Nitrogenmuvek - Electronic Consent - Second Extension and Waiver - Result Announcement

THE DISTRIBUTION OF THIS NOTICE IN CERTAIN JURISDICTIONS MAY BE RESTRICTED BY LAW AND PERSONS INTO WHOSE POSSESSION THIS NOTICE COMES ARE REQUIRED TO INFORM THEMSELVES ABOUT, AND TO OBSERVE, ANY SUCH RESTRICTIONS.

THIS ANNOUNCEMENT RELATES TO THE DISCLOSURE OF INFORMATION THAT QUALIFIED OR MAY HAVE QUALIFIED AS INSIDE INFORMATION WITHIN THE MEANING OF ARTICLE 7(1) OF THE MARKET ABUSE REGULATION (EU) 596/2014.

Nitrogénművek Zrt.
LEI Number - 5493001ZER6R9IYAUY93

11 July 2025

NITROGÉNMŰVEK ZRT.
(THE “ISSUER”)

ANNOUNCES THE RESULTS OF THE ELECTRONIC CONSENT IN RELATION TO ITS OUTSTANDING

EUR 200,000,000 7.00 PER CENT. NOTES DUE 2025
(REGULATION S ISIN: XS1811852521 / REGULATION S COMMON CODE: 181185252 / RULE 144A ISIN: XS1811853172 / RULE 144A COMMON CODE: 181185317)

(THE “NOTES”)

Background

On 16 May 2025, the Issuer announced the commencement of an electronic consent in relation to its outstanding Notes (the “First Electronic Consent”) to, among other things, (i) waive any and all existing Events of Default or Potential Events of Default in relation to the non-payment of principal of the Notes which were due and payable on 14 May 2025 under the Trust Deed and the Conditions and (ii) assent to the extension of the maturity date of the Notes by a period of 60 days such that the Notes shall be due and payable at their principal amount together with accrued and unpaid interest on 14 July 2025 (the “First Extended Maturity Date”) (together, the “Interim Modifications and Waivers”).

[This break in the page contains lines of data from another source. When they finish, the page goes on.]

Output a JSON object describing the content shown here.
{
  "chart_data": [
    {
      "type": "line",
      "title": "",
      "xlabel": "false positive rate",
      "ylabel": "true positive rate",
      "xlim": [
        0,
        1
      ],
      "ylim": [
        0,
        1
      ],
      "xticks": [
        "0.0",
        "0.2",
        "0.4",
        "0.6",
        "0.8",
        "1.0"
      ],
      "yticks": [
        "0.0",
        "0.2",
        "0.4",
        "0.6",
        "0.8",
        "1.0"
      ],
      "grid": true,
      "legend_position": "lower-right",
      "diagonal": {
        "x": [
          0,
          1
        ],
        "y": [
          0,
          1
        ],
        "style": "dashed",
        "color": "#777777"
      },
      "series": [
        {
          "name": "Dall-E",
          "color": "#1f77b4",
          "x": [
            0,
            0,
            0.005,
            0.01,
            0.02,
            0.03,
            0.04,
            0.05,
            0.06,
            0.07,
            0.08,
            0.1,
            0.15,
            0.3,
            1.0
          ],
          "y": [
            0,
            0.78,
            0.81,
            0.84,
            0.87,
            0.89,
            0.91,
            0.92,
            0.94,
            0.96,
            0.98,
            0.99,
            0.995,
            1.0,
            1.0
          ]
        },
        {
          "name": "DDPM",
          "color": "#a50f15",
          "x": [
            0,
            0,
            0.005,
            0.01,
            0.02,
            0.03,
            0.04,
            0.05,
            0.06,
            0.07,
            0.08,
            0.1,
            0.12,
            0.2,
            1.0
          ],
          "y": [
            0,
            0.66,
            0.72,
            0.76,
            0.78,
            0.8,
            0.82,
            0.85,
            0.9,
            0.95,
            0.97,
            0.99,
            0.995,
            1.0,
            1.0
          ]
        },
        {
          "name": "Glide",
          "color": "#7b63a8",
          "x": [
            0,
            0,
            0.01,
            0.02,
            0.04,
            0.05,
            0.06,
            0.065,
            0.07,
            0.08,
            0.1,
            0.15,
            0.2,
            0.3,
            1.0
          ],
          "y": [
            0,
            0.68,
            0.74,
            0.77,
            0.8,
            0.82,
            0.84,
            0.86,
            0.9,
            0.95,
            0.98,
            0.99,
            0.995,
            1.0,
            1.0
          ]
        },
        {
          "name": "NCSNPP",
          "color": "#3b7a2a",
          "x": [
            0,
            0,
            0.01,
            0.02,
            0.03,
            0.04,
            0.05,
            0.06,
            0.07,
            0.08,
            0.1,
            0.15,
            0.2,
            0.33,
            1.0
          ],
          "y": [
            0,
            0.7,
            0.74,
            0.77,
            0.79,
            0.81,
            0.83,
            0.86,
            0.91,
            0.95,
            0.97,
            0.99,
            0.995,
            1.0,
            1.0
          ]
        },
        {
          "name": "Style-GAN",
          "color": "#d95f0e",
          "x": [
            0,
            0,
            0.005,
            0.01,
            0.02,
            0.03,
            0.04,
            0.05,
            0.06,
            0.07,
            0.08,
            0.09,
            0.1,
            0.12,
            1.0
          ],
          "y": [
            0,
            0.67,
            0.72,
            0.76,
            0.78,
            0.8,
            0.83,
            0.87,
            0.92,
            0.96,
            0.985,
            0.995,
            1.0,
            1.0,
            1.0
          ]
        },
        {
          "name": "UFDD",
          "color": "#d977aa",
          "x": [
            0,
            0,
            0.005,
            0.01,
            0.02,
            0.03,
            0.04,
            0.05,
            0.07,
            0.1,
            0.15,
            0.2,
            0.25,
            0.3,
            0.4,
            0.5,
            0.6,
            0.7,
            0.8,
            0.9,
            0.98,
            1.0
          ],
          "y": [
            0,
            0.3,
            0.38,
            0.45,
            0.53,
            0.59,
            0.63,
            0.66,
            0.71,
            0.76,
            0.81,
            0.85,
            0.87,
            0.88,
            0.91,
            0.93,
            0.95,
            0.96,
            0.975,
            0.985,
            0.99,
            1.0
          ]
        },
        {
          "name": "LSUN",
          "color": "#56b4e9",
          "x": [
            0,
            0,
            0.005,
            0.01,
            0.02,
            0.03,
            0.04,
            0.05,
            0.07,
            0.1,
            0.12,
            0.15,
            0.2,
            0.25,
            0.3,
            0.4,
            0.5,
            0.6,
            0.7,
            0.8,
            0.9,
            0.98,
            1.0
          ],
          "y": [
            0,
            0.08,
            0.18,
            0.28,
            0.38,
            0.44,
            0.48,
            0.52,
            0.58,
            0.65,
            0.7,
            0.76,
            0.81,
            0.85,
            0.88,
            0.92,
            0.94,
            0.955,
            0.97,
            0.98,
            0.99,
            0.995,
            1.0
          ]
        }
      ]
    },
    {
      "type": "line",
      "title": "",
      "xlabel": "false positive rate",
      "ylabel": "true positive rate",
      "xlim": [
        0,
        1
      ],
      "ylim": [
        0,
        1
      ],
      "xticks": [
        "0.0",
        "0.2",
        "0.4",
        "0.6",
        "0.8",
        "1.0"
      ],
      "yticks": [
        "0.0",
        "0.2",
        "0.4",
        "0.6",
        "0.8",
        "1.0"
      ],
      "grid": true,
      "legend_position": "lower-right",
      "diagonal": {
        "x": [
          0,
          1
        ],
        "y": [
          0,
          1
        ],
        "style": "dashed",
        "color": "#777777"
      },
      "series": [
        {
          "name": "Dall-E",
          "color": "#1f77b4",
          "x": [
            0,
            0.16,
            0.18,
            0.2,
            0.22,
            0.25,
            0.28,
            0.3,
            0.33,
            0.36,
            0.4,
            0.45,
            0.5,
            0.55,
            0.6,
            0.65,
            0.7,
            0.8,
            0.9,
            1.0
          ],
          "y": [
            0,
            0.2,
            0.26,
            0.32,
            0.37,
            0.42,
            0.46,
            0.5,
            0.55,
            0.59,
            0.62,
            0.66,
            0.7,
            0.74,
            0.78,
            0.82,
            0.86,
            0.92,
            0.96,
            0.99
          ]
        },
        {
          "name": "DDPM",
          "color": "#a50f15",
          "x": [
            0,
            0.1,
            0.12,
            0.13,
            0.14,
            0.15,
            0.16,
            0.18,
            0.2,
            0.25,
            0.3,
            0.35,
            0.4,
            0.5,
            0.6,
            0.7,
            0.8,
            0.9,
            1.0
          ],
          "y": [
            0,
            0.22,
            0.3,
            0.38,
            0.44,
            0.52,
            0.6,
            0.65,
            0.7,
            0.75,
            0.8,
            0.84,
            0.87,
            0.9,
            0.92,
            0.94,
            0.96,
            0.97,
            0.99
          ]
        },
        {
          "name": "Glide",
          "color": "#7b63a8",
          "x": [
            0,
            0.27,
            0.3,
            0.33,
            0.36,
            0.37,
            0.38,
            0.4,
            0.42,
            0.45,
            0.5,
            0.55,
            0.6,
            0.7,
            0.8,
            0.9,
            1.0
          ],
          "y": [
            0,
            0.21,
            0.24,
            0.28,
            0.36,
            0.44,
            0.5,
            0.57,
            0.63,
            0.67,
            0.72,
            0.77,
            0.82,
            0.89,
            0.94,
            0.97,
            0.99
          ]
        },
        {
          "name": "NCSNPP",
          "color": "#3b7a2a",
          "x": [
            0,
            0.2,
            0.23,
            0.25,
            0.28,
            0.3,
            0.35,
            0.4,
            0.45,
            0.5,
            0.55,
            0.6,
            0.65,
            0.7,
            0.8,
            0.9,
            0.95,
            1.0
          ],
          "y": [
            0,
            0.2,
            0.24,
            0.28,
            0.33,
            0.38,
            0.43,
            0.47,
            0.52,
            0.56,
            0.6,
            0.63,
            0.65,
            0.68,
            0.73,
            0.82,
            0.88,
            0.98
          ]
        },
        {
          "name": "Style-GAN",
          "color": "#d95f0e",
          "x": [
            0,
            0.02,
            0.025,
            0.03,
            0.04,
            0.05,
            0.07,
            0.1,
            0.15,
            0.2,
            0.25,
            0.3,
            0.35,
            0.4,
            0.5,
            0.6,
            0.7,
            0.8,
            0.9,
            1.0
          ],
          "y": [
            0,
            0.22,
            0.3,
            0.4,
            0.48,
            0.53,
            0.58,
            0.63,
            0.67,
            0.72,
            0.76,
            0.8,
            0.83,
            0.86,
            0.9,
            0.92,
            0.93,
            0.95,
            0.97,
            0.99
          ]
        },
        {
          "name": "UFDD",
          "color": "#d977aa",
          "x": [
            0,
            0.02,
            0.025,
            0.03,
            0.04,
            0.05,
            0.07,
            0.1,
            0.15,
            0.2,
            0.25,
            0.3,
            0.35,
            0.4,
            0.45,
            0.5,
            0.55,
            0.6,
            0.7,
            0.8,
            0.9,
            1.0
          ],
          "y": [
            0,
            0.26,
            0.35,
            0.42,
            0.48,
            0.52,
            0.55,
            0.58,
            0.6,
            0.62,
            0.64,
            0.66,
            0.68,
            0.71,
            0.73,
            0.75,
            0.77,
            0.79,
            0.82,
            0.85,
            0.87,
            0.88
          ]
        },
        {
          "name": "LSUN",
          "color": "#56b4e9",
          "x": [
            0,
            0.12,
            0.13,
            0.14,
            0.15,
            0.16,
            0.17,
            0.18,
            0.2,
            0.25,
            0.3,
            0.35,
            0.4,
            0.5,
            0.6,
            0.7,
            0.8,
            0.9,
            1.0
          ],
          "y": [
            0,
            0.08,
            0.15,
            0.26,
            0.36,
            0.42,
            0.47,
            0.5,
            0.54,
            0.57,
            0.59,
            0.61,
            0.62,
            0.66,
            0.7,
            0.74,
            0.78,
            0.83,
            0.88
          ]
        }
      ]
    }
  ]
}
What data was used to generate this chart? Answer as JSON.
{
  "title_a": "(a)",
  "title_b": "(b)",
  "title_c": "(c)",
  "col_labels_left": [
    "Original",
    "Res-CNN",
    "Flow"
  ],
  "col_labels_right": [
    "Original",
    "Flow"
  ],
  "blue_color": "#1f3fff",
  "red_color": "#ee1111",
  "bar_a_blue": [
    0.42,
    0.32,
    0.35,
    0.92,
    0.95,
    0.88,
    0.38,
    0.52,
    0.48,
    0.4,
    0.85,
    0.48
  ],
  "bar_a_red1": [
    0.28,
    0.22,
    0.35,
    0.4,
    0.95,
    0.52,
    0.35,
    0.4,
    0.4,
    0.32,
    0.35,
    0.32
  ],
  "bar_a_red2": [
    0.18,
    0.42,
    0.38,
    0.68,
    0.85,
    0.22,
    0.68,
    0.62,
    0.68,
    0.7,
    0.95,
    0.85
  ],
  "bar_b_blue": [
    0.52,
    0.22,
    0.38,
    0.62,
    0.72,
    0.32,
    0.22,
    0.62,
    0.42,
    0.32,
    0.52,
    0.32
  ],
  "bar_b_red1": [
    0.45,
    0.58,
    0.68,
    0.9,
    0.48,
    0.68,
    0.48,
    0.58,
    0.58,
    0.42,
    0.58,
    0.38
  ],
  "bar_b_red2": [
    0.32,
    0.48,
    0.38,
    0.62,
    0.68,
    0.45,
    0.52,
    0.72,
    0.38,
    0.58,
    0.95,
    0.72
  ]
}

On 30 May 2025, the Issuer announced the Extraordinary Resolutions giving effect to the Interim Modifications and Waivers came into effect on 2 June 2025.

On 4 July 2025, the Issuer announced the commencement of a second electronic consent in relation to its outstanding Notes (the “Second Electronic Consent”) to, among other things, (i) waive any and all existing Events of Default or Potential Events of Default in relation to the non-payment of principal of the Notes which were due and payable on the First Extended Maturity Date under the Trust Deed and the Conditions (the “Waiver”) and (ii) assent to the extension of the maturity date of the Notes by a period of 20 days such that the Notes shall be due and payable at their principal amount together with accrued and unpaid interest on 4 August 2025 (the “Second Extended Maturity Date”).

Unless the context otherwise requires, capitalised terms used in this announcement shall bear the meanings given to them in the Notice of Electronic Consent dated 4 July 2025 prepared by the Issuer (the “Notice of Electronic Consent”).

Results of the Electronic Consent

The Issuer announces that, pursuant to the Notice of Electronic Consent, the Extraordinary Resolution was passed by way of Electronic Consent on 11 July 2025.

As such, the Issuer announces that it shall execute an amendment deed, which amends the Terms and Conditions in respect of the Notes to provide for the Waiver and to implement the Second Extended Maturity Date.

Extension under the Transaction Support Agreement

On 28 May 2025, the Issuer announced that it had entered into a Transaction Support Agreement with, among others, the AHG.

In order to provide the Issuer, its advisors and the AHG advisors with the additional time necessary to implement the documentation required to implement the Revised Proposal, the Issuer has also agreed with the Super Majority Consenting Creditors to extend the “Long Stop Date” (each as defined therein) to 4 August 2025, or such other later date as may be agreed in writing (e-mail being sufficient) by each of the Issuer and the Super Majority Consenting Creditors.

The Tabulation Agent

Questions and requests for assistance in connection with the foregoing may be directed may be directed to the Tabulation Agent.

The Tabulation Agent is:

GLAS Specialist Services Limited

 55 Ludgate Hill Level 1 West London EC4M 7JW, United Kingdom

Email: nitrum@glas.agency

Disclaimers

This announcement must be read by Noteholders in conjunction with the Notice of Electronic Consent.

This announcement is made by Nitrogénművek Zrt. and contains information that qualified or may have qualified as inside information for the purposes of Article 7 of the Market Abuse Regulation (EU) 596/2014 (“MAR”). For the purposes of MAR and the Implementing Technical Standards, this announcement is made by Zoltán Bige, Chief Strategy Officer and Member of the Board at the Issuer.

This announcement is given by the Issuer.